I get it, it's okay to restrict the liberties of someone else if it goes against our beliefs.
He also compared the idea that women and men should be paid the same for equal work to Soviet Russia. He believes that the free market should be allowed to determine what individuals should get paid.
The issue with the free market is that it doesn’t give a damn about your civil liberties or your civil rights. Even Adam Smith understood this.
Rand Paul’s protection of children doesn’t seem to extend beyond the womb. Air pollution is a leading cause of a myriad of health problems including chronic lung disease and heart problems.
Back in November of 2011, Paul introduced a resolution that sought to overturn new rules instilled by the Environmental Protection Agency to limit power plant pollution. He said the regulations were, "job killing."

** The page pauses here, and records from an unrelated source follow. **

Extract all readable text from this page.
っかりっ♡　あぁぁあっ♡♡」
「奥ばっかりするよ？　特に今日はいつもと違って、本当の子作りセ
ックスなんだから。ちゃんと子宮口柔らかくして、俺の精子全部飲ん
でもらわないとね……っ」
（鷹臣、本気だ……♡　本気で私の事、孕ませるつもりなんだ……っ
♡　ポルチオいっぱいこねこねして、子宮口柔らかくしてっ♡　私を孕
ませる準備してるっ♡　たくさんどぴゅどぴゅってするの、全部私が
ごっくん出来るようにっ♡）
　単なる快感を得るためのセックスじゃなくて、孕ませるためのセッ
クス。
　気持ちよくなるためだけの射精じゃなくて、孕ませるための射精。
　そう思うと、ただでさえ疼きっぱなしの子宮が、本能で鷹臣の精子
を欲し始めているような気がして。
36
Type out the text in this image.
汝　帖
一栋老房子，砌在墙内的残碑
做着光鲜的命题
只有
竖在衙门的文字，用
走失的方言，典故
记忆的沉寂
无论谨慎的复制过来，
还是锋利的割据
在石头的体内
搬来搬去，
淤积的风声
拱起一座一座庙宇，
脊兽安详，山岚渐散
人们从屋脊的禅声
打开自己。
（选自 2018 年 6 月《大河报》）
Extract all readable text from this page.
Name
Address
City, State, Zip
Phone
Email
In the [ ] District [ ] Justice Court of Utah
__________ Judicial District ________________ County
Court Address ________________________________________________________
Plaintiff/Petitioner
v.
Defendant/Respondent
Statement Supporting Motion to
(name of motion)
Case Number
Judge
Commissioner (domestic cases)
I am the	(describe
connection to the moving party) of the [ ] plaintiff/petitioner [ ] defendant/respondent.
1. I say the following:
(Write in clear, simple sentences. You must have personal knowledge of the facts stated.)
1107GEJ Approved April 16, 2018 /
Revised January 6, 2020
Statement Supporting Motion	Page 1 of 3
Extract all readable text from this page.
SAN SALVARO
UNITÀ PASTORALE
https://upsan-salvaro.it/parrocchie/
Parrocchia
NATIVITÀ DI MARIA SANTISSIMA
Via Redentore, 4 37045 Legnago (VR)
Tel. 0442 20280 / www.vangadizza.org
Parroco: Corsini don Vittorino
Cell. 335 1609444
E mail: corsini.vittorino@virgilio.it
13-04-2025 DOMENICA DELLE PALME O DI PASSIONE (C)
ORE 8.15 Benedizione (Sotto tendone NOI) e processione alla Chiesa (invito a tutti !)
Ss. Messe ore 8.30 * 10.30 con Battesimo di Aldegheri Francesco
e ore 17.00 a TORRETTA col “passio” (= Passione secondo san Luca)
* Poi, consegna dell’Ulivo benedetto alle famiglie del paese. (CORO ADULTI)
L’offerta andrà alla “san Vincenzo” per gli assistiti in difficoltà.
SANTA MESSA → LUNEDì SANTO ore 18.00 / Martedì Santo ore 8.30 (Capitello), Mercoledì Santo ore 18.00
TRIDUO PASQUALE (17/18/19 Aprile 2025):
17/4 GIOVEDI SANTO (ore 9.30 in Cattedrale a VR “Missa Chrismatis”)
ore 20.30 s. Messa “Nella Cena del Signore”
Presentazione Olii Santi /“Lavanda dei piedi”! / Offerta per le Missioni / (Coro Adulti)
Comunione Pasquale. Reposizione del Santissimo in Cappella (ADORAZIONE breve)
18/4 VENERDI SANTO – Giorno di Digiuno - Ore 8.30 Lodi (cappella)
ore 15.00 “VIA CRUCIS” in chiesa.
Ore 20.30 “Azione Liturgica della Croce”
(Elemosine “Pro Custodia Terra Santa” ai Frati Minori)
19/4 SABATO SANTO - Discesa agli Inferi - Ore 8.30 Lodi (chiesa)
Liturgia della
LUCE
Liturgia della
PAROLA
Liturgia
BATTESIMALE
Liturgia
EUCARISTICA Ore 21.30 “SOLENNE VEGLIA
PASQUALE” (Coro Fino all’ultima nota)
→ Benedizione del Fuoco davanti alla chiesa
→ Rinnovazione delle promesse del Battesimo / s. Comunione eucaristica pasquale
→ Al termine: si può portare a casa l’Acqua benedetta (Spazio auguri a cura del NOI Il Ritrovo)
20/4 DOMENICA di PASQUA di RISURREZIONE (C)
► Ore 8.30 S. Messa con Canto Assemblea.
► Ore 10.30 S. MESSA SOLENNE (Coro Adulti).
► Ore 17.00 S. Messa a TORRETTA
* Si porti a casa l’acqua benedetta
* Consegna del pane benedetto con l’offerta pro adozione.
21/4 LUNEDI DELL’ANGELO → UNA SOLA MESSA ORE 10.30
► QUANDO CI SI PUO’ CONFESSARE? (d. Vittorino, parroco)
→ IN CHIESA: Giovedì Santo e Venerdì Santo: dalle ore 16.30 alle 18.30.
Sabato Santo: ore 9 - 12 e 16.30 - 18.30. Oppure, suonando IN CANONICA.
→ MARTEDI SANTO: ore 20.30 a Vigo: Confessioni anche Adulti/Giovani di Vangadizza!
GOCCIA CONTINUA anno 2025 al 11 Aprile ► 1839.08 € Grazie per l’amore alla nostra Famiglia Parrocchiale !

What Paul has to really reconcile here are some of these questions:
Does a businesses right to operate outweigh my individual right to breathe clean air?
Do his personal views against gay marriage outweigh the right of an individual be afforded the same liberties and rights guaranteed to others?
Are the rights of minorities not routinely subjected to abuse in the name of state or national security, just like in the case of drones?
You can’t say that the rights of any one business or person outweigh the rights of another, and you certainly cannot ignore the fact that without some of the protections that exist today, the rights and liberties of others would be subject to abuse.
That’s really the tricky thing about civil liberties, you can’t pick and choose which ones you are going to protect.